With that solved, I moved on to making a fresh zpool on sdb, my new drive.
# zpool create -f ordinary \
/dev/disk/by-id/ata-ST2000DM006-2DM164_XXXXXXXX
I usually name the first zpool after the name of the machine rather than
Matrix references. I also always use the /dev/disk/by-id/ata- name of
the device. These names don’t reshuffle if the number or order of drives
changes. This ID includes the serial number of my drive so I can match
them up with the physical label on the drive if I have to.
Next, create filesystems:
# zfs create ordinary/slack
# zfs create ordinary/slack/Music
# zfs create ordinary/scratch
Next, I used rsync to copy the data from /mnt to my ZFS filesystems. This
was slower than I expected. But a few hours later had my data safely in
ZFS-land. I shutdown the machine, and replaced sdc with the second new
HDD. I rebooted and ZFS was mounted with everything in place. The new
drive wasn’t otherwise interfering with the system.
Next, attach the second disk to the zpool:
# zpool status
pool: ordinary
state: ONLINE
scan: none requested
config:
NAME STATE READ WRITE CKSUM
ordinary ONLINE 0 0 0
ata-ST2000DM006-2DM164_XXXXXXXX ONLINE 0 0 0
errors: No known data errors
# zpool attach ordinary \
ata-ST2000DM006-2DM164_XXXXXXXX \
/dev/disk/by-id/ata-ST2000DM006-2DM164_YYYYYYYY
This took a couple tries to get the incantation correct, but ZFS’s error
messages were surprisingly helpful. This command attaches the new device
YYYYYYYY to the existing device XXXXXXXX in the zpool ordinary. This
began resilvering immediately.
# zpool status
pool: ordinary
state: ONLINE
status: One or more devices is currently being resilvered. The pool will
continue to function, possibly in a degraded state.
action: Wait for the resilver to complete.
scan: resilver in progress since Sat Jul 7 00:11:06 2018
792M scanned out of 355G at 52.8M/s, 1h54m to go
788M resilvered, 0.22% done
config:
NAME STATE READ WRITE CKSUM
ordinary ONLINE 0 0 0
mirror-0 ONLINE 0 0 0
ata-ST2000DM006-2DM164_XXXXXXXX ONLINE 0 0 0
ata-ST2000DM006-2DM164_YYYYYYYY ONLINE 0 0 0 (resilvering)

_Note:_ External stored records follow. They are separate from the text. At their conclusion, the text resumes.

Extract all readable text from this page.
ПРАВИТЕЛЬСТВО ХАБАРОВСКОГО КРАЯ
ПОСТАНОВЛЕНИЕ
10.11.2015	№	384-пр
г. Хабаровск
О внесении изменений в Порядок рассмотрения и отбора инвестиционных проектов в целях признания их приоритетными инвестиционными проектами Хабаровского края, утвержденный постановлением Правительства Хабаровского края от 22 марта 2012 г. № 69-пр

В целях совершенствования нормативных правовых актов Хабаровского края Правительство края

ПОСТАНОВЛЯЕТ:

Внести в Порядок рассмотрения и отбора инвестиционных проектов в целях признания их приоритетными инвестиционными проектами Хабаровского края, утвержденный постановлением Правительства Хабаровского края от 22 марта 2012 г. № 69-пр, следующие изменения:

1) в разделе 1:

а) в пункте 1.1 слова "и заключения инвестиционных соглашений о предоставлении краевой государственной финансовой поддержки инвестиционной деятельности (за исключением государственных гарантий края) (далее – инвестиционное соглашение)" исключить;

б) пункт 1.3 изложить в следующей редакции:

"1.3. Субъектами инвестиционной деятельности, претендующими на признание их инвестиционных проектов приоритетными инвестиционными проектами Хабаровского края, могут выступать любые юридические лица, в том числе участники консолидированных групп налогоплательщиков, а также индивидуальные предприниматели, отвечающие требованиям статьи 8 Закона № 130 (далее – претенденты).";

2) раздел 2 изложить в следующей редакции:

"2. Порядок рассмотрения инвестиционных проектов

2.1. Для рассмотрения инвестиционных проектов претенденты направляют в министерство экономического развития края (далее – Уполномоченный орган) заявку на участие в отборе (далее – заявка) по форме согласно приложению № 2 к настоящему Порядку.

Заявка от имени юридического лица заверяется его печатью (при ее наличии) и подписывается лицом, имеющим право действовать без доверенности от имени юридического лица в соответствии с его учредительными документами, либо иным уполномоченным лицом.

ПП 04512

errors: No known data errors
In 1 hour and 2 minutes (faster than the rsync) the zpool had completed resilvering. Just to be safe I initiated a scrub operation.
# zpool scrub ordinary
...
# zpool status
pool: ordinary
state: ONLINE
scan: scrub repaired 0 in 0h46m with 0 errors on Sun Jul 8 01:10:56 2018
config:
NAME STATE READ WRITE CKSUM
ordinary ONLINE 0 0 0
mirror-0 ONLINE 0 0 0
ata-ST2000DM006-2DM164_XXXXXXXX ONLINE 0 0 0
ata-ST2000DM006-2DM164_YYYYYYYY ONLINE 0 0 0
errors: No known data errors
Finally, I set the mountpoints where I wanted my home directory to be mounted.
# zfs set mountpoint=/home/slack ordinary/slack
Rebooting, I had a functional system, and, most importantly, my home directory back! Next, I cloned zfs-auto-snapshot and made sure I had daily snapshots enabled. Hour and daily snapshots of your home directory is really the best feature ever. It should have worked well on Btrfs, but I was a little nervous to try it there. To complete the exercise, I ran my Borg backups by hand and confirmed they still worked.